US Steel says it spent millions of dollars researching and developing advanced steels over the last decade, including the chemistries and processes for manufacturing and coating products of keen interest to carmakers eager to improve fuel economy by using less metal to lighten their cars while still maintaining strength. Following the hack of one of the company’s well-known senior researchers, Chinese producers had brought their own version of these advanced steels to market within two years, says US Steel.

“Some of the [accused producers] have used valuable trade secrets stolen from US Steel to produce advanced high-strength steel that no Chinese manufacturer had been able to commercialise before the theft,” the company said in its filing.

Chinese producers have since begun exporting the advanced steels, which are already affecting US Steel’s sales to carmakers in Mexico, and are reaching US markets. If left unchecked, this would “devastate” the firm’s domestic sales of advanced steel and put steelworkers out of jobs, the company says.
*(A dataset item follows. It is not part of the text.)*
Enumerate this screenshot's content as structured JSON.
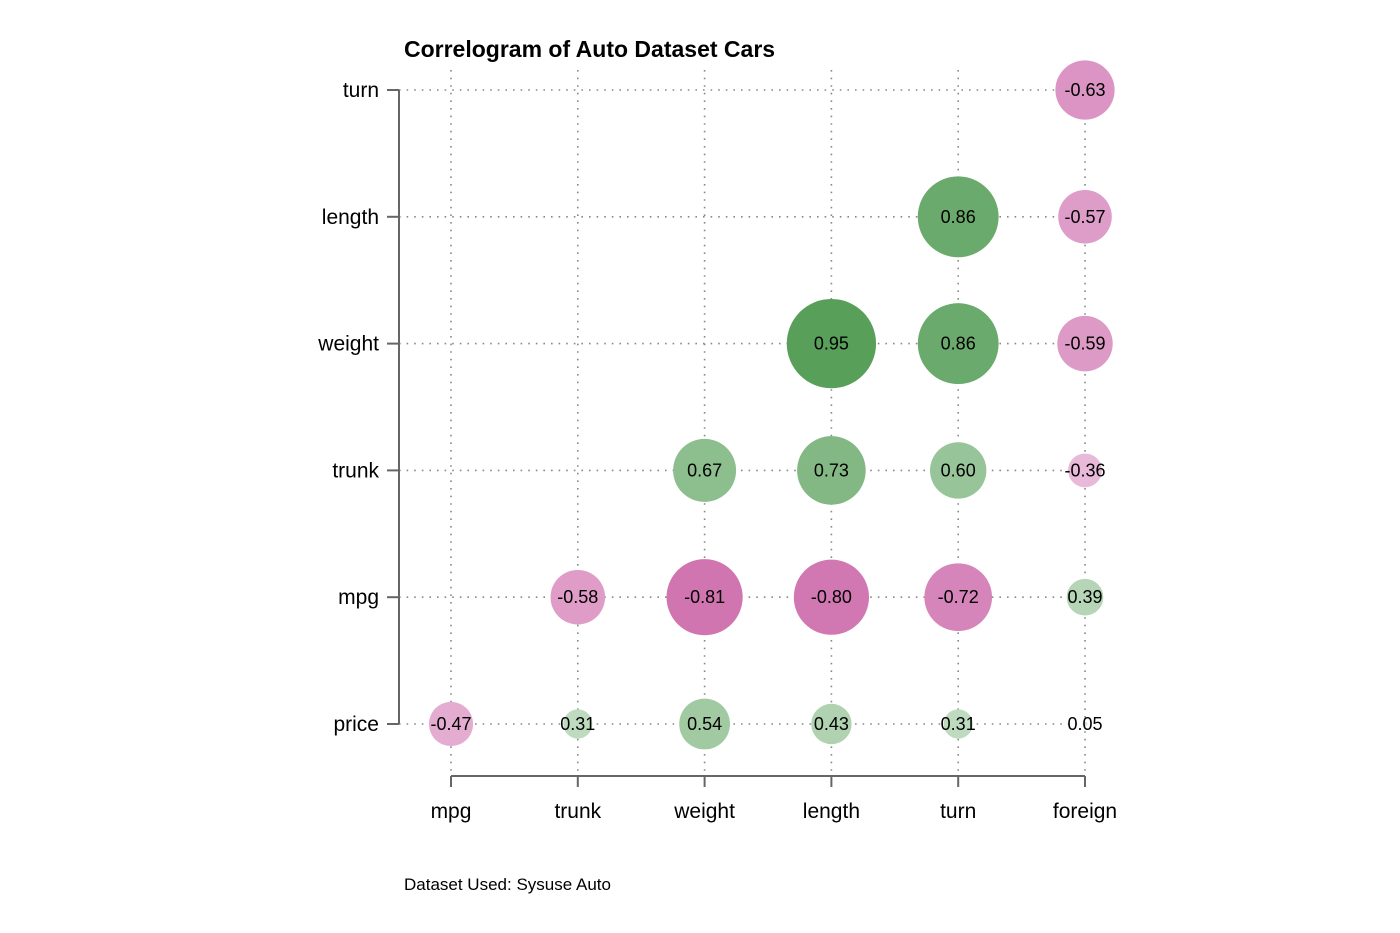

Furthermore, US Steel alleges that China’s steel industry is colluding to fix prices and falsify documents.

“The Chinese steel industry conspires and acts in concert in an anticompetitive way to set and enforce prices and volumes of steel sold by all Chinese steel manufacturers to the United States,” says US Steel. “The Chinese steel industry benefits from its government’s theft of US Steel’s trade secrets. The [accused Chinese producers] have circumvented anti-dumping and countervailing duty orders through a pattern of falsifying origin documents and transshipping through third countries, making it difficult to identify the source of unfairly traded products. Overall, unfair trade is a routine practice of the Chinese steel industry,” it added.

Companies accused in the filing include Baosteel and Hebei Iron and Steel Group.

China’s Commerce Ministry has described the allegations as “groundless”, according to a statement seen by Bloomberg.

The ITC has 30 days to decide whether it wants to initiate the case.